WWE Chairman Vince McMahon said that his wrestling content will stay “in a PG environment,” and that the company is not going back to what he called the “gory crap” of its famed “Attitude Era.”
It will be “a bit edgier,” however, he acknowledged. That phrase was introduced by a media analyst’s question on WWE’s second-quarter 2019 earnings conference call.
“We just haven’t come anywhere close, actually, to going to another level,” McMahon said of loosening the family friendly reins a bit. “There will be something we do in terms of a direction of content — more controversy, better storylines, etc. But at the same time, we’re not gonna go back to the quote ‘Attitude Era,’ and we’re not gonna do blood and guts and things of that nature, such as being done on perhaps a new potential competitor.”

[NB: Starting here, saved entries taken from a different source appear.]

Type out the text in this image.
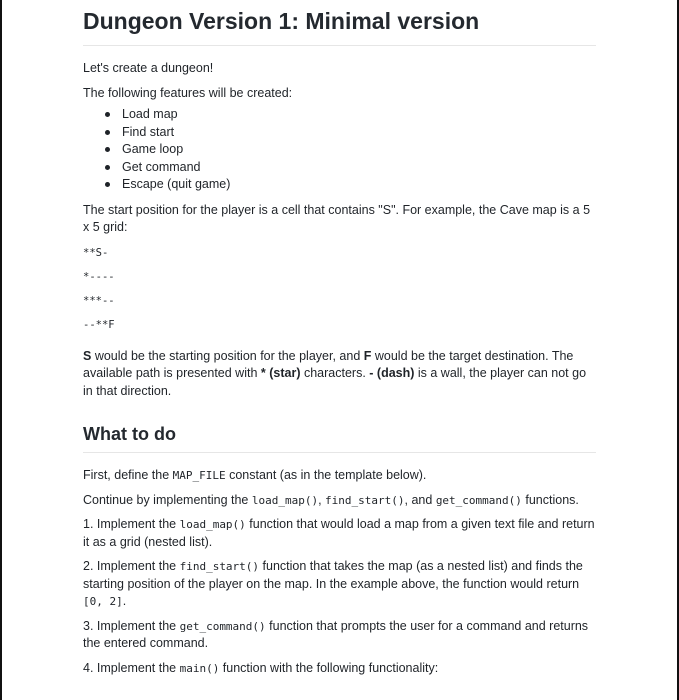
Dungeon Version 1: Minimal version

Let's create a dungeon!

The following features will be created:

Load map
Find start
Game loop
Get command
Escape (quit game)

The start position for the player is a cell that contains "S". For example, the Cave map is a 5 x 5 grid:

**S-
*----
***--
--**F

S would be the starting position for the player, and F would be the target destination. The available path is presented with * (star) characters. - (dash) is a wall, the player can not go in that direction.

What to do

First, define the MAP_FILE constant (as in the template below).

Continue by implementing the load_map(), find_start(), and get_command() functions.

1. Implement the load_map() function that would load a map from a given text file and return it as a grid (nested list).

2. Implement the find_start() function that takes the map (as a nested list) and finds the starting position of the player on the map. In the example above, the function would return [0, 2].

3. Implement the get_command() function that prompts the user for a command and returns the entered command.

4. Implement the main() function with the following functionality:
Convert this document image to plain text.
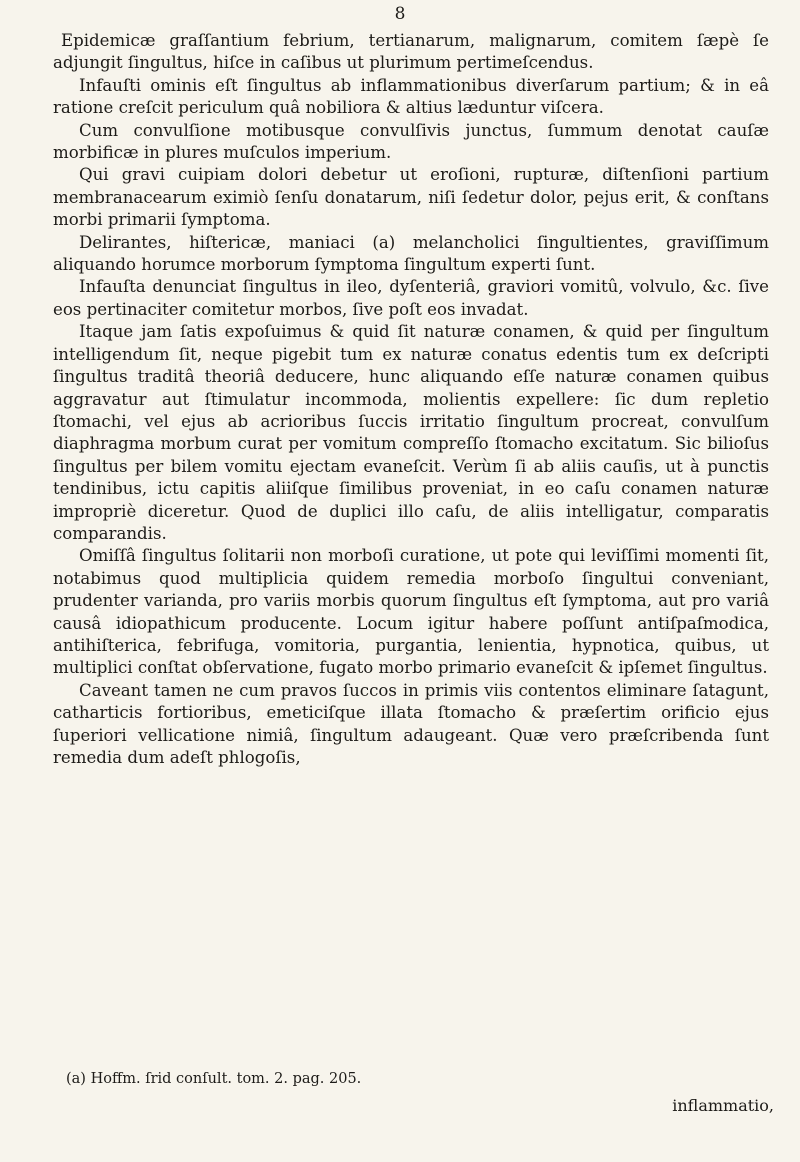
8

Epidemicæ graſſantium febrium, tertianarum, malignarum, comitem ſæpè ſe adjungit ſingultus, hiſce in caſibus ut plurimum pertimeſcendus.

Infauſti ominis eſt ſingultus ab inflammationibus diverſarum partium; & in eâ ratione creſcit periculum quâ nobiliora & altius læduntur viſcera.

Cum convulſione motibusque convulſivis junctus, ſummum denotat cauſæ morbificæ in plures muſculos imperium.

Qui gravi cuipiam dolori debetur ut eroſioni, rupturæ, diſtenſioni partium membranacearum eximiò ſenſu donatarum, niſi ſedetur dolor, pejus erit, & conſtans morbi primarii ſymptoma.

Delirantes, hiſtericæ, maniaci (a) melancholici ſingultientes, graviſſimum aliquando horumce morborum ſymptoma ſingultum experti ſunt.

Infauſta denunciat ſingultus in ileo, dyſenteriâ, graviori vomitû, volvulo, &c. ſive eos pertinaciter comitetur morbos, ſive poſt eos invadat.

Itaque jam ſatis expoſuimus & quid ſit naturæ conamen, & quid per ſingultum intelligendum ſit, neque pigebit tum ex naturæ conatus edentis tum ex deſcripti ſingultus traditâ theoriâ deducere, hunc aliquando eſſe naturæ conamen quibus aggravatur aut ſtimulatur incommoda, molientis expellere: ſic dum repletio ſtomachi, vel ejus ab acrioribus ſuccis irritatio ſingultum procreat, convulſum diaphragma morbum curat per vomitum compreſſo ſtomacho excitatum. Sic bilioſus ſingultus per bilem vomitu ejectam evaneſcit. Verùm ſi ab aliis cauſis, ut à punctis tendinibus, ictu capitis aliiſque ſimilibus proveniat, in eo caſu conamen naturæ impropriè diceretur. Quod de duplici illo caſu, de aliis intelligatur, comparatis comparandis.

Omiſſâ ſingultus ſolitarii non morboſi curatione, ut pote qui leviſſimi momenti ſit, notabimus quod multiplicia quidem remedia morboſo ſingultui conveniant, prudenter varianda, pro variis morbis quorum ſingultus eſt ſymptoma, aut pro variâ causâ idiopathicum producente. Locum igitur habere poſſunt antiſpaſmodica, antihiſterica, febrifuga, vomitoria, purgantia, lenientia, hypnotica, quibus, ut multiplici conſtat obſervatione, fugato morbo primario evaneſcit & ipſemet ſingultus.

Caveant tamen ne cum pravos ſuccos in primis viis contentos eliminare ſatagunt, catharticis fortioribus, emeticiſque illata ſtomacho & præſertim orificio ejus ſuperiori vellicatione nimiâ, ſingultum adaugeant. Quæ vero præſcribenda ſunt remedia dum adeſt phlogoſis,

(a) Hoffm. ſrid conſult. tom. 2. pag. 205.
inflammatio,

That last part of his quote was referring to upstart All Elite Wrestling (AEW), which will launch a weekly wrestling show this October on TNT. AEW has had a successful run of pay-per-view events, and its locker room houses many WWE alums, like Chris Jericho and Dean Ambrose, who now again goes by his indie wrestling name Jon Moxley.
“We’re not gonna go back to that gory crap that we graduated from,” McMahon continued, adding that a “more sophisticated product” attracts better writers and better managers. “I feel really good about it.”
A little later on the call, McMahon again referred to AEW’s (though not by name) “blood and guts,” saying, “I can’t imagine TNT will put up with that.” The basic cable channel won’t have to, if what AEW co-founder, talent and ex-WWE Superstar Cody Rhodes said Wednesday at the Television Critics Association press tour holds true.
To be fair to Vince not specifically saying the words “All Elite Wrestling” or its initials, the pro-wrestling promotion’s Turner series is still untitled. We asked everyone involved on Wednesday why that is.
WWE missed on Wall Street’s revenue expectations for Q2, but it beat on earnings forecasts.